I remember the day when my dad — who didn’t believe in getting professional help — told me angrily that I had to see a therapist. He was right. Therapy helped me crawl out of a numbing depression and made me strong enough to survive the most painful breakup of my life. Without it, I’d probably be stuck in the same small town in the same country — still being angry, bitter, and terrified of looking beyond the borders. I’d be living in a place that died a long time ago, pretending I haven’t noticed.
So, in a way, Wade’s pain used to be mine too. But I was lucky enough to find a solution before it swallowed me whole.
Wade isn’t that fortunate, though. Back then, in order to protect his mother and siblings, he stood up against his violent father regardless of the consequences. His brother and sister left home as soon as they could, but Wade stayed behind because he's that kind of a man. He made a sacrifice. But you can’t try to control a monster for a lifetime without losing your sanity. Without losing your family. Without becoming the same beast.
It’s funny how life works, though. After I moved to London, I couldn’t imagine for years that I would ever want to leave here. That I would ever long for the same type of small-town atmosphere, I despised and had to escape.

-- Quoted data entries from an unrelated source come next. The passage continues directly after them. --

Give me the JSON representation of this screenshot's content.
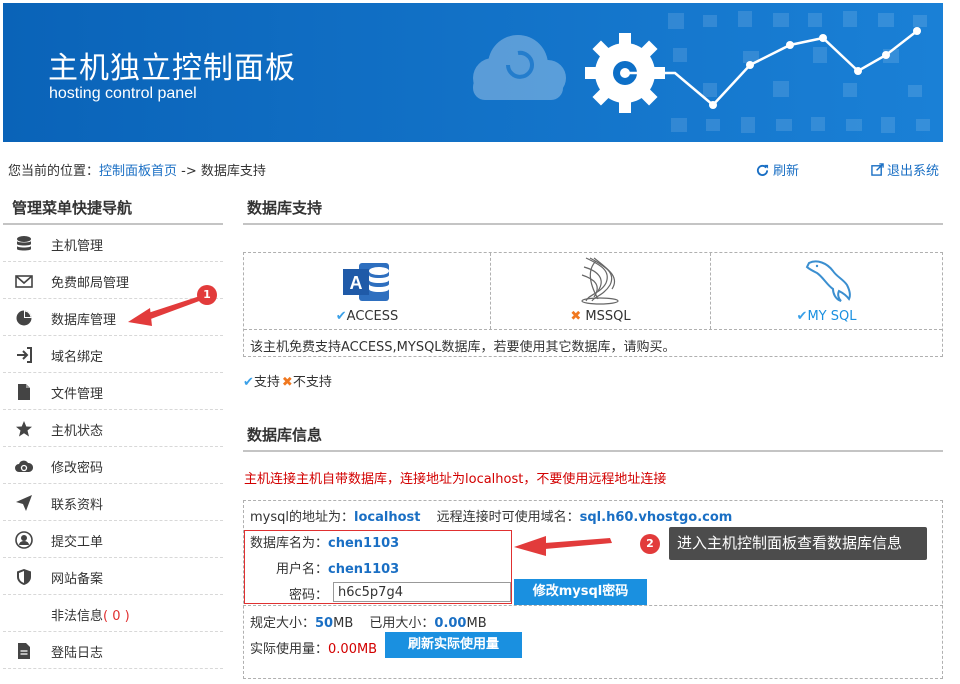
{
  "banner": {
    "title_cn": "主机独立控制面板",
    "title_en": "hosting control panel",
    "bg_color": "#0d6fc7"
  },
  "location": {
    "prefix": "您当前的位置：",
    "home_link": "控制面板首页",
    "separator": " -> ",
    "current": "数据库支持",
    "refresh": "刷新",
    "logout": "退出系统"
  },
  "sidebar": {
    "title": "管理菜单快捷导航",
    "items": [
      {
        "label": "主机管理",
        "icon": "database-icon"
      },
      {
        "label": "免费邮局管理",
        "icon": "mail-icon"
      },
      {
        "label": "数据库管理",
        "icon": "pie-chart-icon"
      },
      {
        "label": "域名绑定",
        "icon": "login-arrow-icon"
      },
      {
        "label": "文件管理",
        "icon": "file-icon"
      },
      {
        "label": "主机状态",
        "icon": "star-icon"
      },
      {
        "label": "修改密码",
        "icon": "cloud-refresh-icon"
      },
      {
        "label": "联系资料",
        "icon": "send-icon"
      },
      {
        "label": "提交工单",
        "icon": "user-icon"
      },
      {
        "label": "网站备案",
        "icon": "shield-icon"
      },
      {
        "label": "非法信息",
        "count": "( 0 )",
        "icon": ""
      },
      {
        "label": "登陆日志",
        "icon": "document-icon"
      }
    ]
  },
  "db_support": {
    "title": "数据库支持",
    "databases": [
      {
        "name": "ACCESS",
        "status": "supported",
        "icon": "access-icon"
      },
      {
        "name": "MSSQL",
        "status": "unsupported",
        "icon": "mssql-icon"
      },
      {
        "name": "MY SQL",
        "status": "supported",
        "icon": "mysql-dolphin-icon"
      }
    ],
    "note": "该主机免费支持ACCESS,MYSQL数据库，若要使用其它数据库，请购买。",
    "legend_supported": "支持",
    "legend_unsupported": "不支持"
  },
  "db_info": {
    "title": "数据库信息",
    "warning": "主机连接主机自带数据库，连接地址为localhost，不要使用远程地址连接",
    "mysql_addr_label": "mysql的地址为：",
    "mysql_addr": "localhost",
    "remote_label": "远程连接时可使用域名：",
    "remote_domain": "sql.h60.vhostgo.com",
    "dbname_label": "数据库名为：",
    "dbname": "chen1103",
    "username_label": "用户名：",
    "username": "chen1103",
    "password_label": "密码：",
    "password": "h6c5p7g4",
    "change_pwd_btn": "修改mysql密码",
    "quota_label": "规定大小：",
    "quota_value": "50",
    "quota_unit": "MB",
    "used_label": "已用大小：",
    "used_value": "0.00",
    "used_unit": "MB",
    "actual_label": "实际使用量：",
    "actual_value": "0.00MB",
    "refresh_usage_btn": "刷新实际使用量"
  },
  "annotations": {
    "badge1": "1",
    "badge2": "2",
    "tip2": "进入主机控制面板查看数据库信息"
  },
  "colors": {
    "link": "#1a6fc4",
    "button": "#1a90e0",
    "warning": "#d20000",
    "annotation": "#e23b3b"
  }
}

But now, after living in such an enormous, vivid, and lively city for more than eight years, I need something low-key again. I want a quiet and peaceful place where I get to be familiar with the unchanging faces, spots, and vibes. I want to be part of the charming and inviting landscape American movies portray of small towns.
Because this time, I feel ready to build another life in a new place where I wouldn’t be lonely — where I’d have enough friends, and I’d be proud to call myself a local. A small town where I wouldn’t be feeling the need to break out from.